While the jump from self-driving cars to Hollywood might not be obvious, Cameron said that at its heart, self-driving car software is AI software that learns about the three-dimensional world from two-dimensional inputs. The problem with visual effects is essentially the inverse: condensing a three-dimensional world into a two-dimensional movie.
At Wayve, Hawke was working on an AI model called FIERY, a precursor to another model called GAIA, that could take the first video frames and use them to build an entire realistic street-level video of the world the model generates on the fly. You can also use text prompts to shape what's depicted in this simulated world. Wayve uses its technology to create synthetic data to train its autonomous driving decision-making AI software. But Hawke thought a similar idea could be used to create high-quality shot sequences for movies.
Cameron said another advantage of coming from the self-driving car space is that the two co-founders understand the importance of collecting their own real-world datasets to train models.
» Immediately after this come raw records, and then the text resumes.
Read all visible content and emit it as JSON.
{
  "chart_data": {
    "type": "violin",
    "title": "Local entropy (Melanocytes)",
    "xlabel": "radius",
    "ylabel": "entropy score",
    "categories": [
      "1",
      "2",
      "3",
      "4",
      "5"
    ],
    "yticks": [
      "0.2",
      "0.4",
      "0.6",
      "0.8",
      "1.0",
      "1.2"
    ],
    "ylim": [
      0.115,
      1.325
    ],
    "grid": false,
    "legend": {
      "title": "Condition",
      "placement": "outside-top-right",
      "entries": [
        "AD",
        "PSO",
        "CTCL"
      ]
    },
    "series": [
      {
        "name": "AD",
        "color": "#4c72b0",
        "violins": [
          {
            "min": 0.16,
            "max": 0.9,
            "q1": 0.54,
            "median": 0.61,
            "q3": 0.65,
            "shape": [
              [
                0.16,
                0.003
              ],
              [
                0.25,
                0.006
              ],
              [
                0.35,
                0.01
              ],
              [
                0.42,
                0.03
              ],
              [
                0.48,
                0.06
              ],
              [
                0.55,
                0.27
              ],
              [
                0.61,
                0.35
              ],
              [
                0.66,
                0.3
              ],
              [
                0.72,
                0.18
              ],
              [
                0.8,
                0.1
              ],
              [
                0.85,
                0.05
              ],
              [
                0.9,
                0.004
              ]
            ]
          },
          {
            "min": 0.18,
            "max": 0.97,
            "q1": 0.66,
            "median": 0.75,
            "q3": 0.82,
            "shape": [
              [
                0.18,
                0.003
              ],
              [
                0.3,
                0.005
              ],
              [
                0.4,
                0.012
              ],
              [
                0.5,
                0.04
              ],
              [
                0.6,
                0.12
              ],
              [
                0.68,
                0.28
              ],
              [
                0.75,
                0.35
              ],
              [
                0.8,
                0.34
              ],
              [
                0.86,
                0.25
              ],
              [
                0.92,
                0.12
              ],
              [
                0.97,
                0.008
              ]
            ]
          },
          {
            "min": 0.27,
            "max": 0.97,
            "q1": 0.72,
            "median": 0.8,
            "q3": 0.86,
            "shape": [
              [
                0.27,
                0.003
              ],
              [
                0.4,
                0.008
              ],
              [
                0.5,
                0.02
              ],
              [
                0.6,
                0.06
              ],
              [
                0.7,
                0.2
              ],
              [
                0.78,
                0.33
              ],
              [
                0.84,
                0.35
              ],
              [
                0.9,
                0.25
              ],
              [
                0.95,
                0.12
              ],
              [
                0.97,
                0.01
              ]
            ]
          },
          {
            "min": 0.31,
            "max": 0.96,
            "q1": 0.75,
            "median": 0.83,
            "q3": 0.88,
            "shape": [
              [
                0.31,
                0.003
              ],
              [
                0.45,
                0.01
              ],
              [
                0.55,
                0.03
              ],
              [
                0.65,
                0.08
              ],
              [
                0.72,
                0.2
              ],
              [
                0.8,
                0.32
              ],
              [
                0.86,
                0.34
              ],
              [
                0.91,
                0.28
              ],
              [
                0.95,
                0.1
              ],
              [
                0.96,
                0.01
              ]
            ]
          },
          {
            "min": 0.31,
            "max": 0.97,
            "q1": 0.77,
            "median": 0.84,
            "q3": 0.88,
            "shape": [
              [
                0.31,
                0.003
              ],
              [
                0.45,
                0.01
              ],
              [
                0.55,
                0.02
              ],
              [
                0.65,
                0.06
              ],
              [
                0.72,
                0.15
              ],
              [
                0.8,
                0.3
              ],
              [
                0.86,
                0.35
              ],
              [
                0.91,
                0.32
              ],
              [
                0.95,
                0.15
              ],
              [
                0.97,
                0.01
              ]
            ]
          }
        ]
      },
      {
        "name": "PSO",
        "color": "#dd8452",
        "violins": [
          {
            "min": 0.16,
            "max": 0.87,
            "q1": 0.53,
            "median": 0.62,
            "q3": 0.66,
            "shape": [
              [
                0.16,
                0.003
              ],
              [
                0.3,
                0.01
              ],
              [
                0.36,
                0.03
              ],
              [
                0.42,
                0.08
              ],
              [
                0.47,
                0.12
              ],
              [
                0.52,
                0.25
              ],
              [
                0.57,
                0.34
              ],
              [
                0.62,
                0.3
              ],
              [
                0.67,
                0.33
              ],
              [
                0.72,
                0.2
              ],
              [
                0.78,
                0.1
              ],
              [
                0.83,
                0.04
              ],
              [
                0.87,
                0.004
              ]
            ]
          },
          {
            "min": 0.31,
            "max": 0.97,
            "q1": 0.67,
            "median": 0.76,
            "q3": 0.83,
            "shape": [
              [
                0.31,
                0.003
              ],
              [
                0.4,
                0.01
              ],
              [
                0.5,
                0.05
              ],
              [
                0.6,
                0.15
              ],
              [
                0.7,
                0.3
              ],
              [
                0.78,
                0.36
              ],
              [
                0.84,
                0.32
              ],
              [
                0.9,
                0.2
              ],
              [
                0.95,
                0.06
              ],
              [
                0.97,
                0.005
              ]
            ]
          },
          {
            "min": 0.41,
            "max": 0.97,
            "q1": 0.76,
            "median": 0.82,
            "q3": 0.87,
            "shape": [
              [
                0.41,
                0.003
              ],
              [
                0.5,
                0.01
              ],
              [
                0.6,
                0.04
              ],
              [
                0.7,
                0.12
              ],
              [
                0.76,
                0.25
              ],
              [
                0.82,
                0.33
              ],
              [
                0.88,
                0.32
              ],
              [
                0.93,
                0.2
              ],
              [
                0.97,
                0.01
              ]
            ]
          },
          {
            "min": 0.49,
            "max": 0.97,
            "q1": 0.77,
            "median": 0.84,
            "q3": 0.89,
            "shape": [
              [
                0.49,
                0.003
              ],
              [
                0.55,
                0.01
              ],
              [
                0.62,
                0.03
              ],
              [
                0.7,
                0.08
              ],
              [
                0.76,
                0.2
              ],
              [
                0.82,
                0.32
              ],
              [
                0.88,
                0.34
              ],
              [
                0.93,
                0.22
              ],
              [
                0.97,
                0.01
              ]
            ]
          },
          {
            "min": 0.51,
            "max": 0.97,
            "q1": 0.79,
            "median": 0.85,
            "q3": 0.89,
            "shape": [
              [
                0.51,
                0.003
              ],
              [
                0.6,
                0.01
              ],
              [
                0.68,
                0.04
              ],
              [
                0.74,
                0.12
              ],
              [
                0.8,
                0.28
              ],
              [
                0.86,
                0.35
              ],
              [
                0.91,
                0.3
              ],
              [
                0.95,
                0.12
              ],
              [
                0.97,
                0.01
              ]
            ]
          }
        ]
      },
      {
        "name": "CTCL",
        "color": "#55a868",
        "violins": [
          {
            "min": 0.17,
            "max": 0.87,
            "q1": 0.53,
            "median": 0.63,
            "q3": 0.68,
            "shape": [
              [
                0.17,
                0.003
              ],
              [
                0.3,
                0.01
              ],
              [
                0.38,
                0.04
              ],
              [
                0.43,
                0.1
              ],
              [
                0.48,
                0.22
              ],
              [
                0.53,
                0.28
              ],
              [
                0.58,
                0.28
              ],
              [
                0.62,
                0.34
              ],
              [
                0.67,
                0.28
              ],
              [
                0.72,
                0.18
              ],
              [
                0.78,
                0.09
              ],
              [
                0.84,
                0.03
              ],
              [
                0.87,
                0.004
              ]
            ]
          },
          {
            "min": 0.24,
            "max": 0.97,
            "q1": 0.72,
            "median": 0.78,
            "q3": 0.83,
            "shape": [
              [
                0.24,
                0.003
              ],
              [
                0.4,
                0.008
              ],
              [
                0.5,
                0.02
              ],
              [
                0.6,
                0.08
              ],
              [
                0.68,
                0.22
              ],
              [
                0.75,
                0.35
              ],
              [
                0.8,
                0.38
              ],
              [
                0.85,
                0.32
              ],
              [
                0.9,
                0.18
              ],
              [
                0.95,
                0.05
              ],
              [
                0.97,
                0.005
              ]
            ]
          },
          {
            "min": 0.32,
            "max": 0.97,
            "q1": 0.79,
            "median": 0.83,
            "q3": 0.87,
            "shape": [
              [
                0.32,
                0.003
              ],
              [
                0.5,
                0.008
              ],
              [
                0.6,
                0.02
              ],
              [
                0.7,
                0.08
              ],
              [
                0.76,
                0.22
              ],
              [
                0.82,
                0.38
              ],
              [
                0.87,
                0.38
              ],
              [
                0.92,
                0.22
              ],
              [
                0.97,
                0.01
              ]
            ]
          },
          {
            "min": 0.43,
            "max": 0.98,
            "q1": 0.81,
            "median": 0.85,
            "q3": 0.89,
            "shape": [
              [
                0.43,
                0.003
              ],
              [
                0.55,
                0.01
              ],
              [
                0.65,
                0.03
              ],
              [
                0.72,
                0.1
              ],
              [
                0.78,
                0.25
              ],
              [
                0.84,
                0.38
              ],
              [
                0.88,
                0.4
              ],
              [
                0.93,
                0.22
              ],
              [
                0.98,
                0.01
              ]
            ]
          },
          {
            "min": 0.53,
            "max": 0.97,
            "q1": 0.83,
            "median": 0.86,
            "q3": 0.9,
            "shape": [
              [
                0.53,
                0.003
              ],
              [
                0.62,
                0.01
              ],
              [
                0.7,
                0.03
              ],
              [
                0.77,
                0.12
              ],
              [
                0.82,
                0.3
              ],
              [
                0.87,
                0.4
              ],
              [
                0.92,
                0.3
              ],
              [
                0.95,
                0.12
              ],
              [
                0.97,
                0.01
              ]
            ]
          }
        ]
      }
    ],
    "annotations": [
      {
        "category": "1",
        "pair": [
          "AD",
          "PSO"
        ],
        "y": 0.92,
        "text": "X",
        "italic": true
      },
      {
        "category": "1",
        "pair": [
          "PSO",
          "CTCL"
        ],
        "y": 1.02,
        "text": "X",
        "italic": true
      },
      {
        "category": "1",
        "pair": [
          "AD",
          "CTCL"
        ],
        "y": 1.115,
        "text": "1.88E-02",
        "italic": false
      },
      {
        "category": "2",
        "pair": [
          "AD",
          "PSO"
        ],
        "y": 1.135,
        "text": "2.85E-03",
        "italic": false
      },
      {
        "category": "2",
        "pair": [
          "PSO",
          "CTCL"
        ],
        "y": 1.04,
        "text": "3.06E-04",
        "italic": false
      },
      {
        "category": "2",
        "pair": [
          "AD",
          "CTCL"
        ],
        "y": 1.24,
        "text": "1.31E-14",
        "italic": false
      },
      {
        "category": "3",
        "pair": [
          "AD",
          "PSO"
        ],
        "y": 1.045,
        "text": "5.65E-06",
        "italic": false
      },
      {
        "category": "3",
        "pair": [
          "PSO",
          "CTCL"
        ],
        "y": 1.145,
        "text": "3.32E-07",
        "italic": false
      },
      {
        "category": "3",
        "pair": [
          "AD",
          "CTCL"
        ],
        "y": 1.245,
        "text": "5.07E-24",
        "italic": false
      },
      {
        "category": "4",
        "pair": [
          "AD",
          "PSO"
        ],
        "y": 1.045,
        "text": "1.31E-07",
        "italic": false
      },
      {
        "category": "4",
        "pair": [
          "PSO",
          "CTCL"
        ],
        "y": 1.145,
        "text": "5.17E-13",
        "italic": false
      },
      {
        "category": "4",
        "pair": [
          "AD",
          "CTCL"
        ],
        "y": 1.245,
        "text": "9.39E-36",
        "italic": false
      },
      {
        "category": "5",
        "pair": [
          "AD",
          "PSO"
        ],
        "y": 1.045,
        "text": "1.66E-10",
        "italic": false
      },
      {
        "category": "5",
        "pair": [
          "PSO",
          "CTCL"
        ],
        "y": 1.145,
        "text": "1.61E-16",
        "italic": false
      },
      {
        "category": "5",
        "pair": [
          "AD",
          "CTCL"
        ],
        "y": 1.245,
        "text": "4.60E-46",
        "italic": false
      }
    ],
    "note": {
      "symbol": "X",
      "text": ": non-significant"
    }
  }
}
Unlike other text-to-video companies that have relied on scraping video data from the internet to feed into their AI software, Odyssey collects its own 3D datasets in the real world and feeds them into its models. Cameron says there aren't enough 3D datasets on the internet to build AI models that are big enough and powerful enough for what Odyssey wants to build. And Cameron and Hawk's experience with self-driving cars has given the pair some clever ideas about how Odyssey will gather the real-world data it needs, though Cameron won't talk publicly about some of the methods.
Odyssey plans to use the seed round to expand its current staff of 13 full-time employees and build larger AI models, an expensive proposition that requires the company to have access to large clusters of graphics processing units, the type of computer chip most often used in AI applications.
Correction, July 8: An earlier version of this article incorrectly stated that Jeff Hawke worked on Wayve's GAIA AI model. He worked on GAIA's predecessor, FIERY.